Originally posted on 7/11/20
This is definitely not your usual killer zombie movie, which is either a good thing or a bad thing depending on what you usually expect or demand from a killer zombie movie.
If you expect them to actually be good movies, then you may be out of luck. But if you merely expect them to be perversely entertaining, indigestibly icky, and sometimes downright disconcerting, then REVENGE OF THE LIVING DEAD GIRLS (Severin Films, 1987) might be right up your cemetery path.
There's a plot running through the whole thing--something about a greedy tycoon named Alphan (Patrick Guillemin) who hires an equally unscrupulous goon to illegally dump all the super-toxic waste that his plant churns out--that the filmmakers really spend a lot of time and effort developing until finally the living dead girls show up to get the blood 'n' gore party started.
But since director Pierre B. Reinhard and writer Jean-Claude Roy's previous work was largely in the field of porn, the pre-horror stuff includes a pleasing degree of titillation and nakidity as Alphan's secretary Brigitte (Véronique Catanzaro), who's quite a looker herself, hires attractive prostitutes to help her engage in blackmail and other schemes.
One of these is the contamination of the local milk supply which in turn creates the titular dead girls (those poor, milk-drinking lasses) who end up rising from their graves for some of that good old living dead girl revenge against Alphan, Brigitte, and just about everyone else who's even remotely involved with these dastardly doings.
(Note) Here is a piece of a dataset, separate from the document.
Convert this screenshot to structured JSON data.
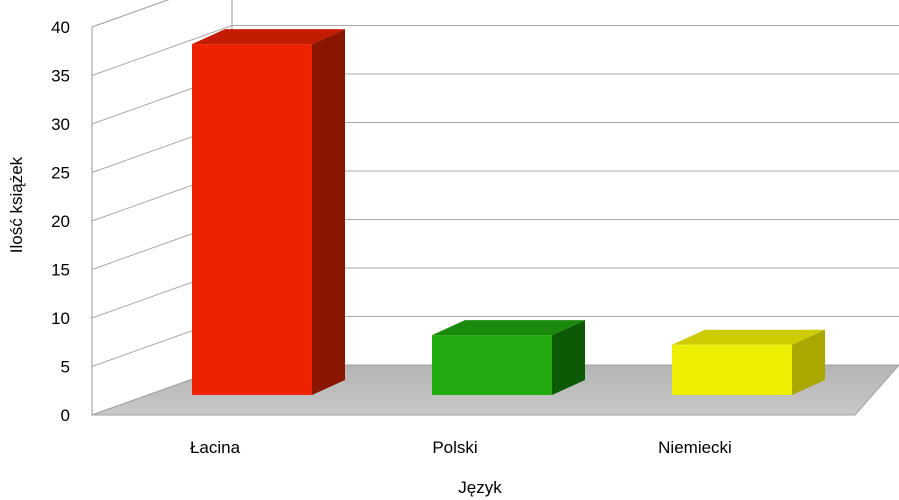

This means that the film is a dizzying hodgepodge of industrial intrigue, sexploitation, and the goriest murder sequences (courtesy of the living dead girl trio fresh from their industrial waste-soaked crypts) that SPFX artist Benoit Lestang (THE WAX MASK, MARTYRS) could muster with his limited budget.
Such effects include some very cool-looking zombie masks for the girls, some shocking skewerings, a disemboweling or two, and something involving a pregnant woman that I don't even want to go into.
(In one scene, we actually get to see what it looks like when zombie girls decide to sexually molest a hapless victim.)
Director Reinhard keeps it all chugging along with a modicum of skill, somehow making his French production resemble a low budget Italian horror with what felt to me to be a distinct HORROR OF PARTY BEACH vibe during the largely unconvincing yet strangely riveting horror sequences.
The Blu-ray from Severin Films is uncut and remastered in HD for the first time in America. Audio is in French and English mono with English subtitles. Extras include an amusing interview with SPFX artist Benoit Lestand and writer Jean-Claude Roy, an interview with director Pierre B. Reinhard, a more SPFX-intensive interview with Lestand, and a trailer.
REVENGE OF THE LIVING DEAD GIRLS, despite its less-than-stellar production values and tendency toward what I'm compelled to describe as "cheesiness", is not only a pleasant diversion (pleasantly morbid, that is) for the undemanding horror aficiando, but has the distinction of ending with one of the most brazenly stupefying plot twists that ever had me scratching my head in utter consternation.